Survival rates and quality of previous receptor status assessments

A study-wise evaluation of receptor status assessment via IHC and ODDS was performed, see Supp. Table 2. The concordance of receptor status between IHC and ODDS is much better for ER than for PGR, due to larger variance of ER in gene expression data. Results were further elaborated in a control chart, see Fig. 3. The dotted line represents p, the overall average rate of differences, computed from Supp. Table 2 as p = 159 / 2227 ~ 0.071. Markers within bars represent expectation values (ΔIHC, ODDS + 1)/(NIHC + 2) of discordance rates derived from the beta-distribution, see the mathematical formalism in section ‘Concordance between IHC and gene expression’ in supplementary materials. Bars denote 95% confidence intervals of the respective mean values, allowing the qualification of studies against each other: If an upper bound lies below the dotted line in Fig. 3, the respective study has a discrepancy rate significantly below average (green). If a lower bound lies above the dotted line, the discrepancy rate of that study is significantly above average (red).

Figure 3
figure 3

Control chart for estrogen receptor status: differences between IHC and ODDS gene expression estimates. x-axis: label of study. y-axis: rate of difference. Dotted line: overall mean rate of differences between IHC and ODDS p = 159/2227 = 0.071, see SuppTable 2. Markers (x) within error bars: rate of discordant samples in respective study. Lower and upper bounds of error bars denote 95% confidence limits. If the upper bound lies below the dotted line, the respective study has a discrepancy rate significantly below average (green). If the lower bound lies above the dotted line, the respective study has a discrepancy rate significantly above average (red).

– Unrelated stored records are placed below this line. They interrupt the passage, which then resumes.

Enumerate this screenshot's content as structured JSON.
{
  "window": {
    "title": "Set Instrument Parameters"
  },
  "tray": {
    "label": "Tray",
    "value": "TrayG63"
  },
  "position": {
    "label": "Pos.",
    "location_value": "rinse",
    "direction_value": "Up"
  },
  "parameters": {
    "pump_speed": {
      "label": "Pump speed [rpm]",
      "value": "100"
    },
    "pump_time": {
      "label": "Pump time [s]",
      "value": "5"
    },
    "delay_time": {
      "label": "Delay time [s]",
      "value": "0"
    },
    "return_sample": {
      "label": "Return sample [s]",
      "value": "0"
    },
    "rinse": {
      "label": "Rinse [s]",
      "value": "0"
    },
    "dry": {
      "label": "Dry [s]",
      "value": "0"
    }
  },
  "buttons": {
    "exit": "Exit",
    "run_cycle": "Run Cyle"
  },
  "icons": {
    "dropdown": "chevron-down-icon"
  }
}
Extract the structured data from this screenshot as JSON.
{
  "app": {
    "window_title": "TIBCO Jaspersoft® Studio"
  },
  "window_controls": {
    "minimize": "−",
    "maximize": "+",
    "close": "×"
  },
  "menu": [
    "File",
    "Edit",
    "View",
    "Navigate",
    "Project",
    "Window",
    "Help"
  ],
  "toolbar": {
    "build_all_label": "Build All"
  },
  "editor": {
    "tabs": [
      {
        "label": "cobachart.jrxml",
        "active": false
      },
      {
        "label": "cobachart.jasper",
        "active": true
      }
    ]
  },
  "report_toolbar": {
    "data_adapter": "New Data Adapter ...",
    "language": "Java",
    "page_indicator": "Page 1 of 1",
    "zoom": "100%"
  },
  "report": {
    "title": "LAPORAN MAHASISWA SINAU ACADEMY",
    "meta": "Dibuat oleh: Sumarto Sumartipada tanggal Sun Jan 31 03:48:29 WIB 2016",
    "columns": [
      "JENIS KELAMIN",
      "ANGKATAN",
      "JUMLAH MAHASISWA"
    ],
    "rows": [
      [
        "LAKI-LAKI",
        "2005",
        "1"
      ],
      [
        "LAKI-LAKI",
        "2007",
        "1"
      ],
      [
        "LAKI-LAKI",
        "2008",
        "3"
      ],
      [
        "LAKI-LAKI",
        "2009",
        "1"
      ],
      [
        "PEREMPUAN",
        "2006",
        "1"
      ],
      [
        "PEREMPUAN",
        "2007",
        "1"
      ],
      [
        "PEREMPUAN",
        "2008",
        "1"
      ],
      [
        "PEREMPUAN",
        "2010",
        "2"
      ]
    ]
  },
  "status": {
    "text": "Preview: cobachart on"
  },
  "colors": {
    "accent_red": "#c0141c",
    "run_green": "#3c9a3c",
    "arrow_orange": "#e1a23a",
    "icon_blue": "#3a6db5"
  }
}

Similarly, a control chart for progesterone is shown in Supp. Fig. 2.

Additionally, we evaluated the scmgene-marker (from package genefu80) for estrogen only, since scmgene does not give PGR estimates. Note that scmgene was evaluated for all (3753) samples but results were only compared for those 2559 with HER2 and reliable hormone receptor status, see Supp. Table 1.

Survival has been related to receptor status for ER (Supp. Fig. 3), PGR (Supp. Fig. 4) and hormone overall, i.e. either estrogen or progesterone being positive, see Fig. 4.

Figure 4
figure 4

Survival free from recurrence for hormone status. Hormon status is considered positive, if either ER or PGR are positive, otherwise negative. Kaplan Meier estimates of survival free from recurrence for 870 patients (who had rfs-data) for different hormone receptor status. Log-rank test p = 4.2e–06.

Responsibility functions for gene expression

In order to compute DST evidences from gene expression, we will first define responsibility functions as a prerequisite. The concept was coined by Hastie79 for weighing two distributions against each other regarding membership of a measurement in question. We use this for distributions of gene-expression data and their indication of receptor status. Based on these, ‘mass functions’ will be computed, and these converted into evidence:

Gene expression + IHC → responsibility functions (→ mass functions) → evidence.

In the main part of this paper for brevity we skip the concept of masses (hence above shown in parenthesis) and present formulae for evidence directly based on responsibility functions. Masses are relegated to supplementary methods.

Responsibility functions are exemplified now for the expression of one gene, labelled ‘Expr', to keep notation slim. It applies analogously to the other genes considered.

We construct the responsibility function, r+, for receptor positivity from logistic regression (fitting coefficients: c0, c1) of IHC receptor status versus gene expression, xExpr, see Eq. (1) and the increasing dotted red line in Fig. 5. The (dual) responsibility function, \({\text{r}}_{ - }\), for receptor-negativity is simply given by \({\text{r}}_{ - } = 1 - {\text{r}}_{ + }\), see Eq. (1) and the decreasing blue dotted line in Fig. 5.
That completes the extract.